ツァハ伯爵は、最初の挨拶で、特別来賓を追加した事を説明。誰が来るかは内緒にしたものの薄々気づかれている雰囲気になった。ドボルジャーク伯爵と反ミツルギ派の面々のやや慌てた感じが否めない。しかし、反ミツルギ派の面々の紹介は約2時間後。その頃には、落ちている。
仁はナスターシャに念話し、自身の声で、「8人もいるのだ。誰かがフィルッパ公爵の意向に沿うはず」と脳内に囁きかけるよう仕組んだ。8名全てが自身の考えと勘違いする。すると、実際には誰もが動かないという結果に帰結するのだ。仁の目論見は100%成功するのである。

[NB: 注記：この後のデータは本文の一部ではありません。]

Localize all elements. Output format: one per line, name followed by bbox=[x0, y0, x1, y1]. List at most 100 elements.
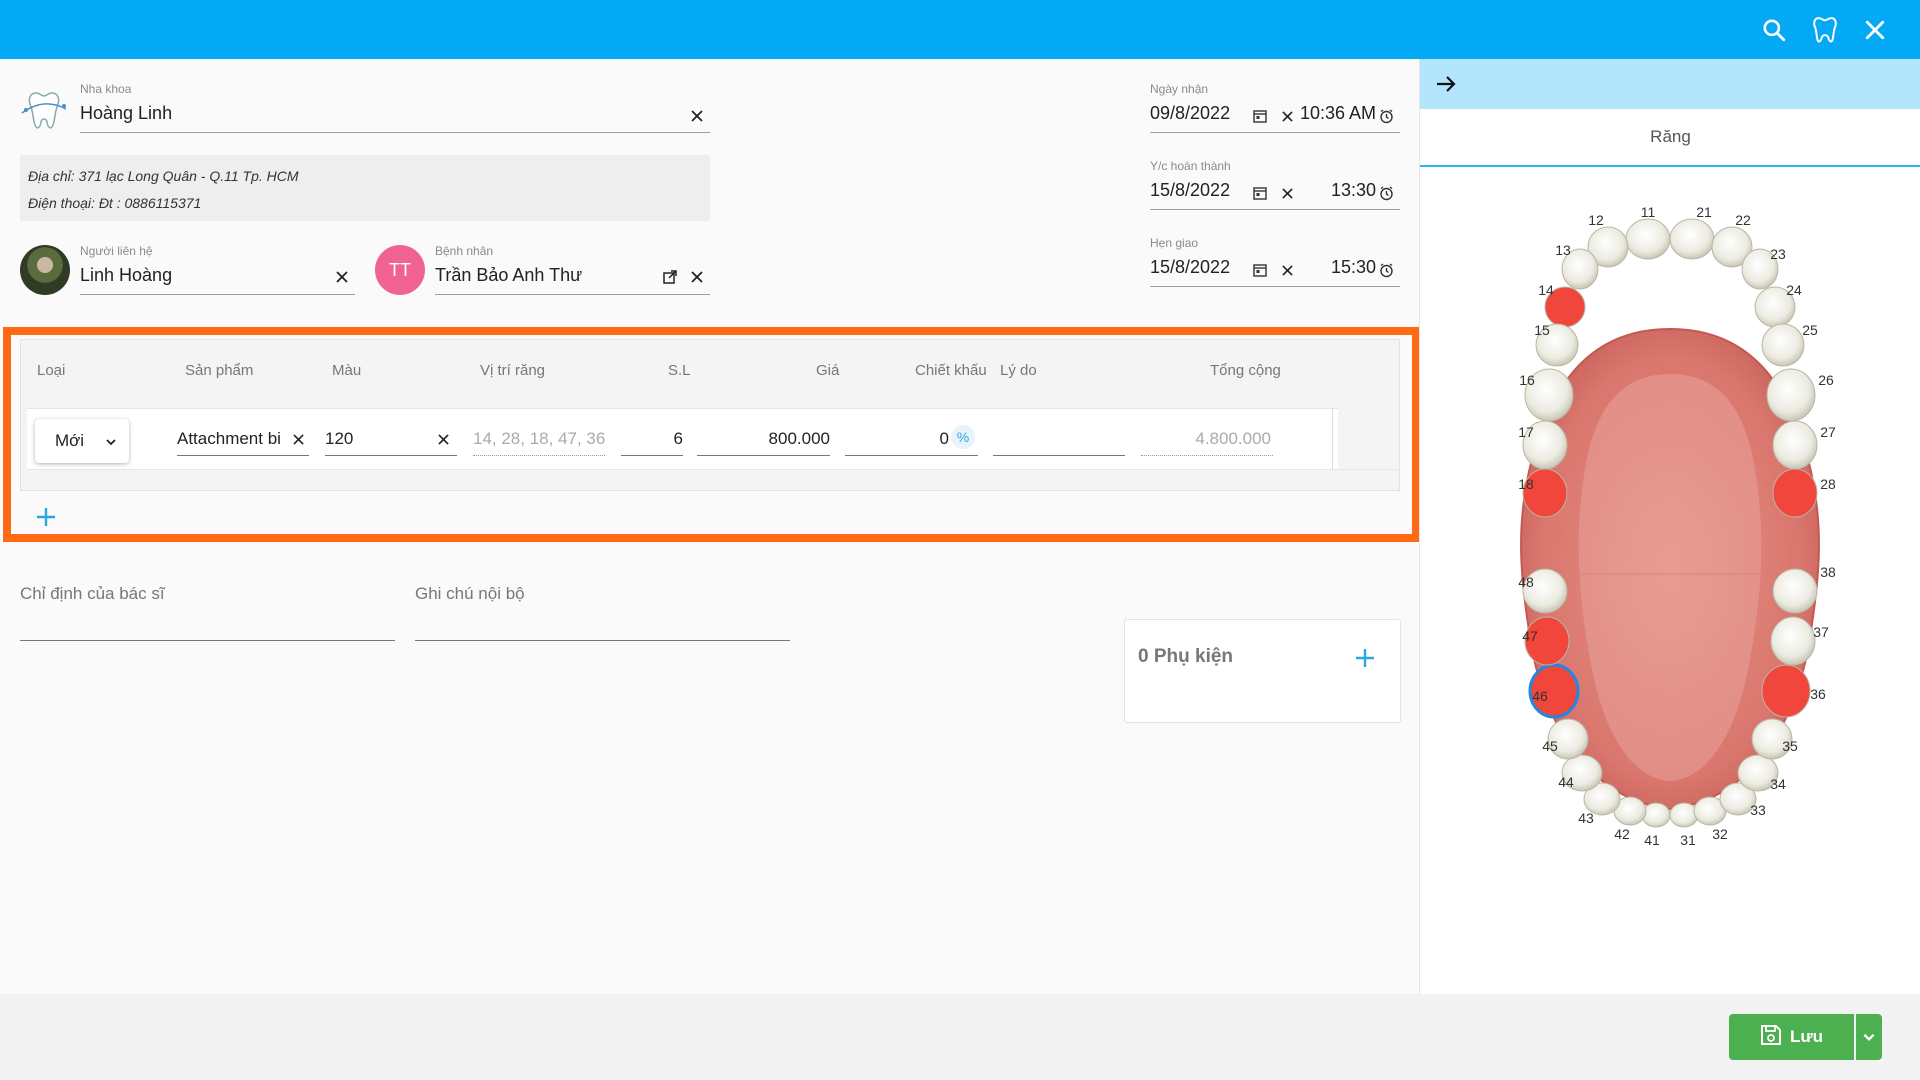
tooth-label-27: 27 bbox=[1820, 424, 1836, 440]
clinic-address-box: Địa chỉ: 371 lạc Long Quân - Q.11 Tp. HC… bbox=[20, 155, 710, 221]
contact-underline bbox=[80, 294, 355, 295]
search-icon[interactable] bbox=[1758, 14, 1790, 46]
clear-clinic-icon[interactable] bbox=[688, 107, 706, 125]
calendar-icon[interactable] bbox=[1251, 261, 1269, 279]
tooth-icon[interactable] bbox=[1809, 14, 1841, 46]
clear-complete-date-icon[interactable] bbox=[1278, 184, 1296, 202]
tooth-label-31: 31 bbox=[1680, 832, 1696, 848]
footer bbox=[0, 994, 1920, 1080]
internal-note-field[interactable] bbox=[415, 640, 790, 641]
tooth-label-13: 13 bbox=[1555, 242, 1571, 258]
arrow-right-icon[interactable] bbox=[1433, 71, 1459, 97]
panel-header bbox=[1420, 59, 1920, 109]
tooth-label-35: 35 bbox=[1782, 738, 1798, 754]
clear-contact-icon[interactable] bbox=[333, 268, 351, 286]
clinic-label: Nha khoa bbox=[80, 82, 132, 96]
complete-time[interactable]: 13:30 bbox=[1331, 180, 1376, 201]
highlight-frame bbox=[3, 327, 1420, 542]
tooth-label-24: 24 bbox=[1786, 282, 1802, 298]
tooth-label-17: 17 bbox=[1518, 424, 1534, 440]
patient-label: Bệnh nhân bbox=[435, 244, 494, 258]
tooth-28[interactable] bbox=[1772, 468, 1818, 518]
received-date[interactable]: 09/8/2022 bbox=[1150, 103, 1230, 124]
clinic-phone: Điện thoại: Đt : 0886115371 bbox=[28, 195, 202, 211]
clinic-address: Địa chỉ: 371 lạc Long Quân - Q.11 Tp. HC… bbox=[28, 168, 299, 184]
tooth-label-18: 18 bbox=[1518, 476, 1534, 492]
clock-icon[interactable] bbox=[1377, 261, 1395, 279]
contact-avatar bbox=[20, 245, 70, 295]
tooth-11[interactable] bbox=[1625, 218, 1671, 260]
chevron-down-icon bbox=[1863, 1033, 1875, 1041]
order-form: Nha khoa Hoàng Linh Địa chỉ: 371 lạc Lon… bbox=[0, 59, 1420, 994]
calendar-icon[interactable] bbox=[1251, 184, 1269, 202]
save-options-button[interactable] bbox=[1856, 1014, 1882, 1060]
received-label: Ngày nhận bbox=[1150, 82, 1209, 96]
complete-underline bbox=[1150, 209, 1400, 210]
clinic-underline bbox=[80, 132, 710, 133]
clear-patient-icon[interactable] bbox=[688, 268, 706, 286]
tooth-31[interactable] bbox=[1669, 802, 1699, 828]
tooth-26[interactable] bbox=[1766, 368, 1816, 422]
calendar-icon[interactable] bbox=[1251, 107, 1269, 125]
delivery-date[interactable]: 15/8/2022 bbox=[1150, 257, 1230, 278]
clear-delivery-date-icon[interactable] bbox=[1278, 261, 1296, 279]
tooth-label-15: 15 bbox=[1534, 322, 1550, 338]
contact-value[interactable]: Linh Hoàng bbox=[80, 265, 172, 286]
tooth-label-36: 36 bbox=[1810, 686, 1826, 702]
tooth-label-38: 38 bbox=[1820, 564, 1836, 580]
delivery-time[interactable]: 15:30 bbox=[1331, 257, 1376, 278]
open-patient-icon[interactable] bbox=[661, 268, 679, 286]
tooth-label-16: 16 bbox=[1519, 372, 1535, 388]
tooth-41[interactable] bbox=[1641, 802, 1671, 828]
doctor-note-field[interactable] bbox=[20, 640, 395, 641]
doctor-note-label: Chỉ định của bác sĩ bbox=[20, 584, 165, 603]
close-icon[interactable] bbox=[1859, 14, 1891, 46]
tab-teeth[interactable]: Răng bbox=[1420, 109, 1920, 167]
tooth-label-11: 11 bbox=[1641, 204, 1656, 220]
clear-received-date-icon[interactable] bbox=[1278, 107, 1296, 125]
top-bar bbox=[0, 0, 1920, 59]
tooth-25[interactable] bbox=[1761, 323, 1805, 367]
tooth-36[interactable] bbox=[1761, 664, 1811, 718]
tooth-label-32: 32 bbox=[1712, 826, 1728, 842]
tooth-label-22: 22 bbox=[1735, 212, 1751, 228]
tooth-label-25: 25 bbox=[1802, 322, 1818, 338]
delivery-underline bbox=[1150, 286, 1400, 287]
add-accessory-button[interactable] bbox=[1353, 646, 1377, 670]
tooth-label-23: 23 bbox=[1770, 246, 1786, 262]
clock-icon[interactable] bbox=[1377, 107, 1395, 125]
received-underline bbox=[1150, 132, 1400, 133]
tooth-label-46: 46 bbox=[1532, 688, 1548, 704]
complete-label: Y/c hoàn thành bbox=[1150, 159, 1231, 173]
tooth-label-28: 28 bbox=[1820, 476, 1836, 492]
complete-date[interactable]: 15/8/2022 bbox=[1150, 180, 1230, 201]
tooth-label-37: 37 bbox=[1813, 624, 1829, 640]
contact-label: Người liên hệ bbox=[80, 244, 153, 258]
tooth-37[interactable] bbox=[1770, 616, 1816, 666]
tooth-label-42: 42 bbox=[1614, 826, 1630, 842]
tooth-label-12: 12 bbox=[1588, 212, 1604, 228]
clinic-logo bbox=[18, 83, 70, 135]
save-label: Lưu bbox=[1789, 1027, 1824, 1046]
clock-icon[interactable] bbox=[1377, 184, 1395, 202]
tooth-label-47: 47 bbox=[1522, 628, 1538, 644]
tooth-38[interactable] bbox=[1772, 568, 1818, 614]
teeth-panel: Răng 11 12 13 14 15 16 17 18 21 22 23 24 25 26 27 28 31 3… bbox=[1419, 59, 1920, 994]
received-time[interactable]: 10:36 AM bbox=[1300, 103, 1376, 124]
patient-avatar: TT bbox=[375, 245, 425, 295]
save-button[interactable]: Lưu bbox=[1729, 1014, 1854, 1060]
tooth-27[interactable] bbox=[1772, 420, 1818, 470]
clinic-value[interactable]: Hoàng Linh bbox=[80, 103, 172, 124]
tooth-label-41: 41 bbox=[1644, 832, 1660, 848]
tooth-label-21: 21 bbox=[1696, 204, 1712, 220]
patient-underline bbox=[435, 294, 710, 295]
teeth-chart: 11 12 13 14 15 16 17 18 21 22 23 24 25 26 27 28 31 32 3334… bbox=[1518, 204, 1836, 848]
tooth-21[interactable] bbox=[1669, 218, 1715, 260]
accessories-card: 0 Phụ kiện bbox=[1124, 619, 1401, 723]
internal-note-label: Ghi chú nội bộ bbox=[415, 584, 525, 603]
patient-value[interactable]: Trần Bảo Anh Thư bbox=[435, 265, 582, 286]
tooth-label-26: 26 bbox=[1818, 372, 1834, 388]
tooth-label-44: 44 bbox=[1558, 774, 1574, 790]
accessories-label: 0 Phụ kiện bbox=[1138, 646, 1234, 667]
tooth-label-48: 48 bbox=[1518, 574, 1534, 590]
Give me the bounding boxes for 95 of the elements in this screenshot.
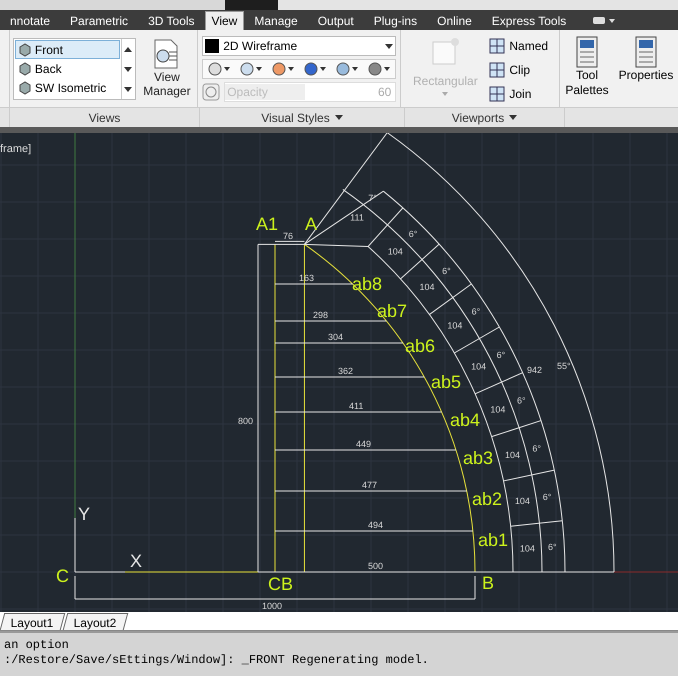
ribbon-tab[interactable]: Plug-ins	[364, 11, 428, 30]
caret-icon	[509, 115, 518, 120]
style-tool-icon[interactable]	[336, 62, 358, 76]
ribbon-tab[interactable]: Parametric	[60, 11, 138, 30]
layout-tab[interactable]: Layout2	[62, 613, 128, 630]
palette-panel-icon	[576, 36, 598, 68]
dimension-text: 6°	[548, 542, 557, 552]
point-label: A	[305, 214, 318, 234]
ribbon-tab[interactable]: Output	[308, 11, 364, 30]
point-label: ab2	[472, 489, 502, 509]
style-tool-icon[interactable]	[272, 62, 294, 76]
ribbon-tab[interactable]: nnotate	[0, 11, 60, 30]
viewport-tool-button[interactable]: Named	[489, 36, 548, 56]
point-label: ab7	[377, 301, 408, 321]
style-tool-icon[interactable]	[304, 62, 326, 76]
list-scroll-bar[interactable]	[120, 39, 135, 99]
dimension-text: 6°	[516, 396, 526, 406]
palette-panel-icon	[635, 36, 657, 68]
view-list-item[interactable]: SW Isometric	[14, 78, 120, 97]
ribbon-tab[interactable]: Express Tools	[482, 11, 576, 30]
dimension-text: 6°	[472, 306, 480, 317]
point-label: C	[56, 566, 69, 586]
dimension-text: 6°	[532, 443, 542, 454]
point-label: ab3	[463, 448, 494, 468]
dimension-text: 6°	[542, 492, 552, 502]
viewport-grid-icon	[489, 38, 506, 54]
caret-icon	[334, 115, 343, 120]
view-list-item[interactable]: Front	[14, 40, 120, 59]
style-tool-icon[interactable]	[240, 62, 262, 76]
point-label: B	[482, 573, 494, 593]
view-cube-icon	[18, 42, 32, 56]
dimension-text: 362	[338, 366, 354, 376]
dimension-text: 411	[349, 401, 364, 411]
view-manager-button[interactable]: View Manager	[138, 38, 196, 98]
dimension-text: 494	[368, 520, 384, 530]
x-axis-label: X	[130, 551, 142, 571]
dimension-text: 104	[490, 404, 506, 415]
command-line-text: :/Restore/Save/sEttings/Window]: _FRONT Regenerating model.	[4, 653, 430, 668]
dimension-text: 111	[350, 212, 364, 222]
y-axis-label: Y	[78, 504, 90, 524]
dimension-text: 104	[471, 361, 486, 372]
dimension-text: 1000	[262, 601, 282, 611]
dimension-text: 76	[283, 231, 294, 241]
dimension-text: 942	[527, 365, 542, 375]
caret-icon	[385, 44, 394, 48]
palette-button[interactable]: Properties	[614, 36, 678, 107]
dimension-text: 6°	[496, 350, 506, 360]
opacity-cube-icon	[202, 83, 220, 101]
viewport-label[interactable]: frame]	[0, 141, 32, 158]
dimension-text: 6°	[408, 229, 418, 239]
panel-title: Viewports	[452, 110, 504, 126]
dimension-text: 104	[514, 496, 530, 506]
ribbon-tab[interactable]: 3D Tools	[138, 11, 205, 30]
minimize-ribbon-icon[interactable]	[592, 15, 616, 25]
dimension-text: 304	[328, 332, 344, 342]
dimension-text: 104	[447, 320, 462, 330]
viewport-tool-button[interactable]: Clip	[489, 60, 548, 80]
viewport-tool-button[interactable]: Join	[489, 84, 548, 104]
point-label: ab5	[431, 372, 462, 392]
viewport-grid-icon	[489, 62, 506, 78]
panel-title: Views	[88, 110, 120, 126]
dimension-text: 500	[368, 561, 384, 571]
ribbon-tab[interactable]: View	[204, 11, 244, 30]
view-cube-icon	[18, 62, 32, 76]
view-cube-icon	[18, 80, 32, 94]
visual-style-dropdown[interactable]: 2D Wireframe	[202, 36, 396, 56]
dimension-text: 104	[420, 282, 435, 292]
caret-icon	[442, 92, 448, 96]
point-label: ab6	[405, 336, 436, 356]
point-label: ab8	[352, 274, 382, 294]
point-label: ab1	[478, 530, 508, 550]
dimension-text: 6°	[442, 266, 451, 276]
view-list-item[interactable]: Back	[14, 59, 120, 78]
wireframe-preview-icon	[205, 39, 220, 53]
ribbon-tab[interactable]: Online	[427, 11, 482, 30]
layout-tab[interactable]: Layout1	[0, 613, 65, 630]
dimension-text: 104	[505, 450, 520, 460]
dimension-text: 449	[356, 439, 372, 449]
palette-button[interactable]: Tool Palettes	[564, 36, 610, 107]
dimension-text: 104	[520, 543, 535, 554]
point-label: ab4	[450, 410, 480, 430]
dimension-text: 104	[388, 246, 403, 257]
dimension-text: 800	[238, 416, 254, 426]
style-tool-icon[interactable]	[208, 62, 230, 76]
dimension-text: 298	[313, 310, 328, 320]
viewport-grid-icon	[489, 86, 506, 102]
dimension-text: 477	[362, 480, 378, 490]
ucs-axes-drawing	[74, 518, 76, 572]
panel-title: Visual Styles	[261, 110, 330, 126]
point-label: CB	[268, 574, 294, 594]
dimension-text: 55°	[557, 361, 571, 371]
ribbon-tab[interactable]: Manage	[244, 11, 308, 30]
point-label: A1	[256, 214, 278, 234]
command-line-text: an option	[4, 638, 70, 653]
style-tool-icon[interactable]	[368, 62, 390, 76]
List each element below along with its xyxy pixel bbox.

2回目の楽団演奏が始まったタイミングで、仁ルガンボは一旦退室した。元いた部屋に戻ると、スキルを解除する。ルガンボとともに、楽団演奏終了間際まで待機となる。ここからの流れは簡単だ。まずは、ツァハ伯爵の紹介を受けて登壇。その後の挨拶で攻撃系スキル「覇王の威圧」を発動する。威圧スキルというのは面白いスキルで、相手を居竦まらせる威圧と相手を臣従させる威圧がある。臣従させる威圧は、「この者には敵わない」とか「この人についていきたい」という気持ちにさせる。分類としては物理攻撃系に入るが、心理攻撃系とも言い換えられると仁は思っている。勿論、種族に応じて使い分けている。仁が大魔王となった頃は「魔王の威圧」であった。今回は人種が対象なので、「覇王の威圧」という訳である。
さて楽団演奏も終わったようだ。そろそろ向かいますか。
7名の紹介はいらなかったかなぁ〜とか思いつつ。アップしました。
全員が設定資料を見てる訳じゃないですもんね。